UIC and a splinter group, the hardline faction known as al-Shabaab – listed as a terrorist organisation with links to Al-Qaida by the U.S. State Department – are again running much of the south-central Somalia while the transitional Somali government is in control of small pockets in the capital Mogadishu where nearly 3,400 African Union peacekeepers are protecting government installations including the presidential palace, airport, and seaport.

The peacekeepers are part of an 8000-strong peacekeeping force authorised by the U.N. Security Council early in 2007 to replace Ethiopian forces. But only Uganda and Burundi have sent troops as promised; other African countries which pledged to contribute forces have cited security and logistical reasons for not deploying soldiers.

Elements of the UIC signed a peace and power-sharing deal with the TFG in October 2008. Sheik Sharif Ahmed, leader of the Alliance for the Re-liberation of Somalia’s Djibouti faction (ARS-D) and head of the UIC’s government during 2006, was elected president of the TFG on Jan. 31. He is now more conciliatory towards Ethiopia, but faces strong opposition from rival factions of the ARS and from al-Shabaab, which continues to strongly oppose any foreign presence in Somalia.
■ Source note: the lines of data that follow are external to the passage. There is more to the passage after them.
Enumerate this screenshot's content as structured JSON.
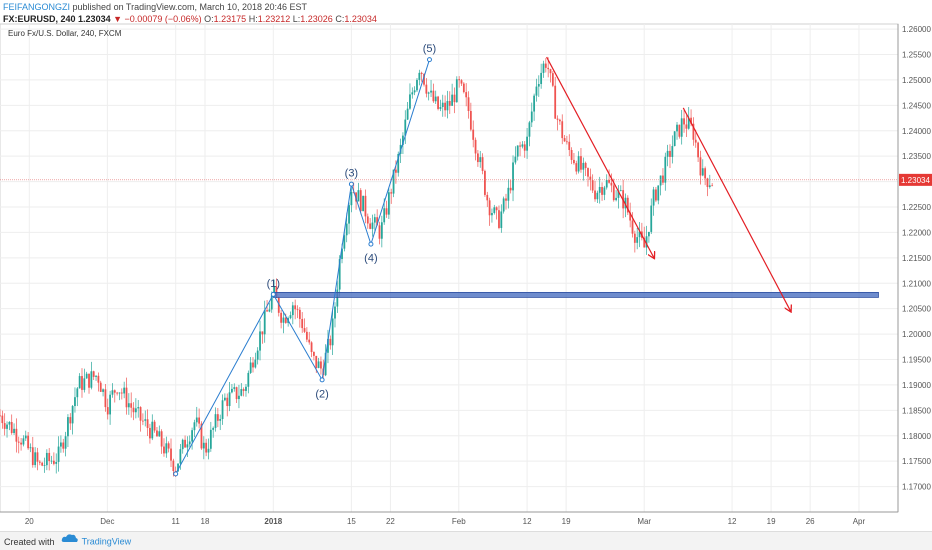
{
  "header": {
    "author": "FEIFANGONGZI",
    "published": "published on TradingView.com, March 10, 2018 20:46 EST",
    "symbol": "FX:EURUSD, 240",
    "last": "1.23034",
    "change_arrow": "▼",
    "change": "−0.00079 (−0.06%)",
    "o_label": "O:",
    "o": "1.23175",
    "h_label": "H:",
    "h": "1.23212",
    "l_label": "L:",
    "l": "1.23026",
    "c_label": "C:",
    "c": "1.23034"
  },
  "footer": {
    "created_with": "Created with",
    "brand": "TradingView",
    "icon": "tradingview-cloud-icon"
  },
  "colors": {
    "up": "#26a69a",
    "down": "#ef5350",
    "wave": "#2a7dcf",
    "arrow": "#e31e24",
    "zone": "#4a6fc1",
    "price_line": "#e57373"
  },
  "chart_data": {
    "type": "candlestick",
    "title": "Euro Fx/U.S. Dollar, 240, FXCM",
    "ylim": [
      1.165,
      1.261
    ],
    "y_ticks": [
      "1.26000",
      "1.25500",
      "1.25000",
      "1.24500",
      "1.24000",
      "1.23500",
      "1.23000",
      "1.22500",
      "1.22000",
      "1.21500",
      "1.21000",
      "1.20500",
      "1.20000",
      "1.19500",
      "1.19000",
      "1.18500",
      "1.18000",
      "1.17500",
      "1.17000"
    ],
    "x_ticks": [
      "20",
      "Dec",
      "11",
      "18",
      "2018",
      "15",
      "22",
      "Feb",
      "12",
      "19",
      "Mar",
      "12",
      "19",
      "26",
      "Apr"
    ],
    "x_tick_pos": [
      1,
      9,
      16,
      19,
      26,
      34,
      38,
      45,
      52,
      56,
      64,
      73,
      77,
      81,
      86
    ],
    "x_range": [
      -2,
      90
    ],
    "price_label": "1.23034",
    "price": 1.23034,
    "trend_close": [
      [
        -2,
        1.184
      ],
      [
        0,
        1.18
      ],
      [
        2,
        1.174
      ],
      [
        4,
        1.176
      ],
      [
        6,
        1.19
      ],
      [
        8,
        1.192
      ],
      [
        9,
        1.186
      ],
      [
        10,
        1.19
      ],
      [
        12,
        1.184
      ],
      [
        14,
        1.18
      ],
      [
        15,
        1.177
      ],
      [
        16,
        1.174
      ],
      [
        17,
        1.179
      ],
      [
        18,
        1.183
      ],
      [
        19,
        1.177
      ],
      [
        21,
        1.187
      ],
      [
        23,
        1.189
      ],
      [
        24,
        1.196
      ],
      [
        26,
        1.208
      ],
      [
        27,
        1.203
      ],
      [
        28,
        1.206
      ],
      [
        29,
        1.202
      ],
      [
        30,
        1.195
      ],
      [
        31,
        1.193
      ],
      [
        32,
        1.2
      ],
      [
        33,
        1.218
      ],
      [
        34,
        1.229
      ],
      [
        35,
        1.226
      ],
      [
        36,
        1.222
      ],
      [
        37,
        1.22
      ],
      [
        38,
        1.228
      ],
      [
        39,
        1.236
      ],
      [
        40,
        1.246
      ],
      [
        41,
        1.253
      ],
      [
        42,
        1.247
      ],
      [
        43,
        1.244
      ],
      [
        44,
        1.245
      ],
      [
        45,
        1.249
      ],
      [
        46,
        1.244
      ],
      [
        47,
        1.235
      ],
      [
        48,
        1.226
      ],
      [
        49,
        1.222
      ],
      [
        50,
        1.227
      ],
      [
        51,
        1.236
      ],
      [
        52,
        1.238
      ],
      [
        53,
        1.25
      ],
      [
        54,
        1.254
      ],
      [
        55,
        1.243
      ],
      [
        56,
        1.237
      ],
      [
        58,
        1.231
      ],
      [
        59,
        1.228
      ],
      [
        60,
        1.23
      ],
      [
        62,
        1.226
      ],
      [
        63,
        1.22
      ],
      [
        64,
        1.217
      ],
      [
        65,
        1.227
      ],
      [
        66,
        1.232
      ],
      [
        67,
        1.238
      ],
      [
        68,
        1.242
      ],
      [
        69,
        1.24
      ],
      [
        70,
        1.231
      ],
      [
        71,
        1.23
      ]
    ],
    "wave_points": [
      [
        16,
        1.1725
      ],
      [
        26,
        1.2078
      ],
      [
        31,
        1.191
      ],
      [
        34,
        1.2295
      ],
      [
        36,
        1.2177
      ],
      [
        42,
        1.254
      ]
    ],
    "wave_labels": [
      "(1)",
      "(2)",
      "(3)",
      "(4)",
      "(5)"
    ],
    "wave_label_points": [
      [
        26,
        1.2089
      ],
      [
        31,
        1.1895
      ],
      [
        34,
        1.2306
      ],
      [
        36,
        1.2162
      ],
      [
        42,
        1.2551
      ]
    ],
    "arrows": [
      {
        "from": [
          54,
          1.2545
        ],
        "to": [
          65,
          1.215
        ]
      },
      {
        "from": [
          68,
          1.2445
        ],
        "to": [
          79,
          1.2045
        ]
      }
    ],
    "zone": {
      "x_from": 26,
      "x_to": 88,
      "y_low": 1.2074,
      "y_high": 1.2082
    }
  }
}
Ethiopia has not left its “enemy” to enjoy its newly regained power in Somalia without numerous killjoys. A new and well-armed faction, Ahlu Sunnah, appeared out of nowhere to confront al-Shabaab in the days leading to the announcement by Ethiopia of its decision to pull its troops from Somalia.
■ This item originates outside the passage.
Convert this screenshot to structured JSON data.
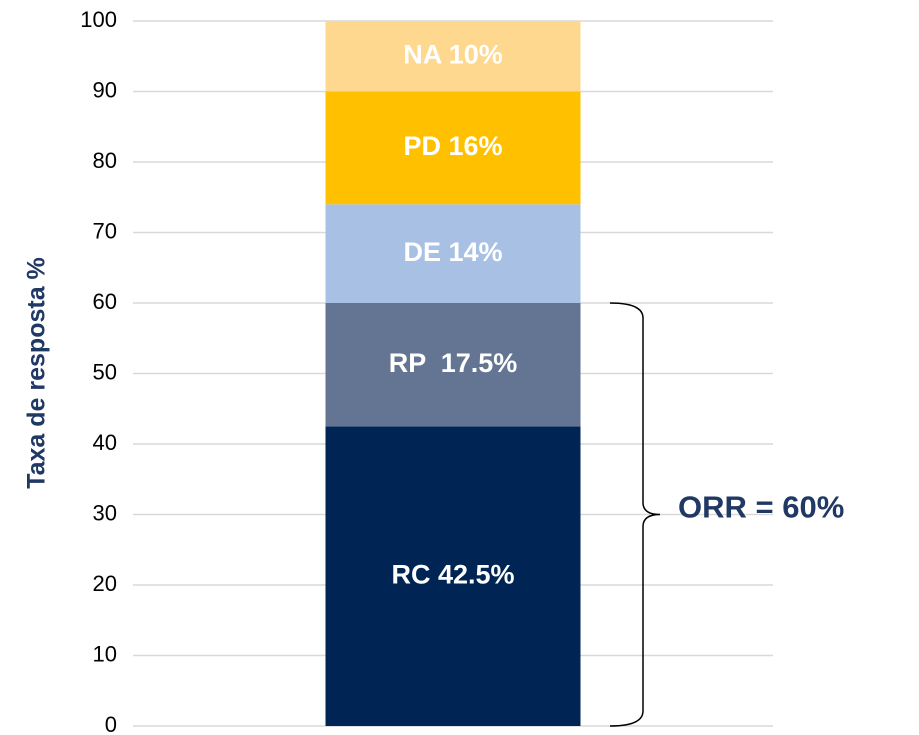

Al-Shabaab claims that the new faction has been created, armed and supported Ethiopia to fight a proxy war against the Islamist forces. In a Jan. 26 press conference, Ethiopian Prime Minister Meles Zenawi said that Ethiopia is not “disappointed” or “unhappy” that al-Shabaab is now facing armed opposition from within Somalia.

“I cannot tell you that we are unhappy that they chose to fight back. I cannot tell you that we would not be supportive of any such endeavours on their part,” Zenawi told reporters.

Despite now heading an internationally-sanctioned government of Somalia, Sharif will likely find running the country much harder than the first time around.